In short it is far from clear that account switching is significantly speeded up or more automated using Model 2. In many respects this model could be considered as an extension of Model 1 and it is far from clear what the benefits of it over model 1 are.
Essence of the model
In this model the idea is that the industry achieves a high level of account portability without the relevant data entry work for banks (and consequent delays and customer work). The idea is illustrated in the diagram below:
In this model there is no central account utility; rather there is a massively extended data exchange between the bank that currently holds a customer’s account (Barclays in the diagram) and the new bank that the customer wants to switch to (NatWest in the diagram).
The customer would have to authorise Barclays to send NatWest enough customer data to be able to do credit scoring and KYC (so as to be able to decide whether to offer the customer an account).
Then, a bit like a/c switching today; on a particular agreed date a large account of data is transferred to the new bank; basically all the data needed to run the account:
- Customer Status, name, address, sex, age, date of birth, mobile phone numbers, email address, etc.
- Account Status, statement address, account owner’s name.

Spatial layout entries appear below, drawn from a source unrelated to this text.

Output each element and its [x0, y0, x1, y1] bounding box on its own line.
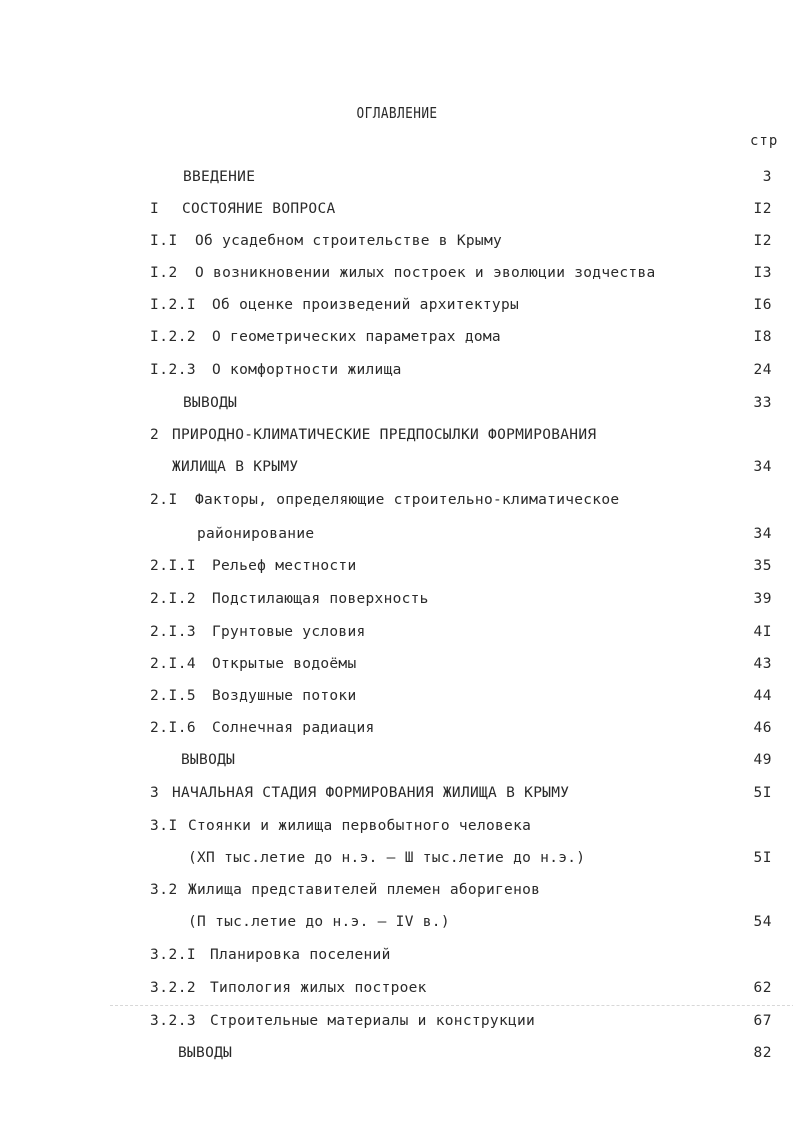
toc-entry-page: 35: [753, 558, 772, 574]
toc-entry-page: I6: [753, 297, 772, 313]
toc-entry-number: I.2.2: [150, 329, 197, 345]
toc-entry-text: (ХП тыс.летие до н.э. – Ш тыс.летие до н.э.): [188, 850, 586, 866]
toc-entry: [0, 391, 793, 415]
toc-entry-number: 2.I.I: [150, 558, 197, 574]
toc-entry-page: 62: [753, 980, 772, 996]
toc-entry-text: Строительные материалы и конструкции: [210, 1013, 536, 1029]
toc-entry-text: (П тыс.летие до н.э. – IV в.): [188, 914, 450, 930]
toc-entry-text: Об усадебном строительстве в Крыму: [195, 233, 503, 249]
toc-entry: [0, 976, 793, 1000]
toc-entry-number: I.I: [150, 233, 178, 249]
page-title: ОГЛАВЛЕНИЕ: [356, 104, 438, 122]
toc-entry-number: 2.I: [150, 492, 178, 508]
toc-entry-page: 33: [753, 395, 772, 411]
toc-entry-number: 3.2.3: [150, 1013, 197, 1029]
toc-entry-number: I.2.I: [150, 297, 197, 313]
toc-entry: [0, 781, 793, 805]
toc-entry-number: 2.I.4: [150, 656, 197, 672]
toc-entry: [0, 652, 793, 676]
toc-entry-text: Об оценке произведений архитектуры: [212, 297, 520, 313]
toc-entry: [0, 293, 793, 317]
toc-entry-page: I3: [753, 265, 772, 281]
toc-entry-page: 43: [753, 656, 772, 672]
toc-entry-text: Солнечная радиация: [212, 720, 375, 736]
toc-entry-page: 67: [753, 1013, 772, 1029]
toc-entry: [0, 197, 793, 221]
toc-entry-text: Планировка поселений: [210, 947, 391, 963]
toc-entry-number: 3.2.I: [150, 947, 197, 963]
toc-entry: [0, 165, 793, 189]
toc-entry-number: I: [150, 201, 160, 217]
toc-entry-text: Грунтовые условия: [212, 624, 366, 640]
toc-entry-number: 2.I.5: [150, 688, 197, 704]
toc-entry-page: 39: [753, 591, 772, 607]
toc-entry-number: 2.I.3: [150, 624, 197, 640]
toc-entry: [0, 423, 793, 447]
toc-entry: [0, 358, 793, 382]
toc-entry-page: 54: [753, 914, 772, 930]
toc-entry-number: 2: [150, 427, 160, 443]
toc-entry-text: ПРИРОДНО-КЛИМАТИЧЕСКИЕ ПРЕДПОСЫЛКИ ФОРМИРОВАНИЯ: [172, 427, 597, 443]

- Account History, transactions.
In many respects this model is an extension of today’s a/c switching approach; just more data gets moved. It does however require Model 1 to be in place if the account number is to be preserved as well (the model could be implemented without account number portability; i.e. have account portability without account number portability).
There will still be aspects of the customer proposition that would be impossible to set up by account switching. For example interest processing and mobile security is highly differentiated. On the latter point:
- Some banks have hardware security devices.
- Some banks use specific software apps on mobile phones.
- All banks have different internet banking id and password formats and styles.
It is also unclear how feasible it would be to perpetuate the debit/ATM cards from one bank to another.
Assessment of Model 3
This model could be very interesting to the banking industry as it could dramatically reduce the labour costs of account switching; Accounts could be set up without the labour of keying / scanning in information such as mobile phone numbers and signatures. It would require some regulatory agreement that the data from another bank could be considered “reliable” for KYC purposes and also an agreement to allow one bank to share the data with another bank.
Model 3 would also require the industry to agree a data schema for the interchange of data which would prove problematic (on the other hand there are some 3rd party models that could be adopted).
Model 3 could also help with ICB in that it further assists the movement of accounts within banking groups which might be required (e.g. for High Net Worth customers or offshore customers).
From the perspective of Resolution Planning Model 3 is very attractive if a high volume account switching capability could be built on the infrastructure.
To extend this model to non personal customers (beyond sole traders and two party partnerships) would be quite hard because of the extra data involved in things like limited liability companies.
 This may cause problems because of IBAN validation with BICS.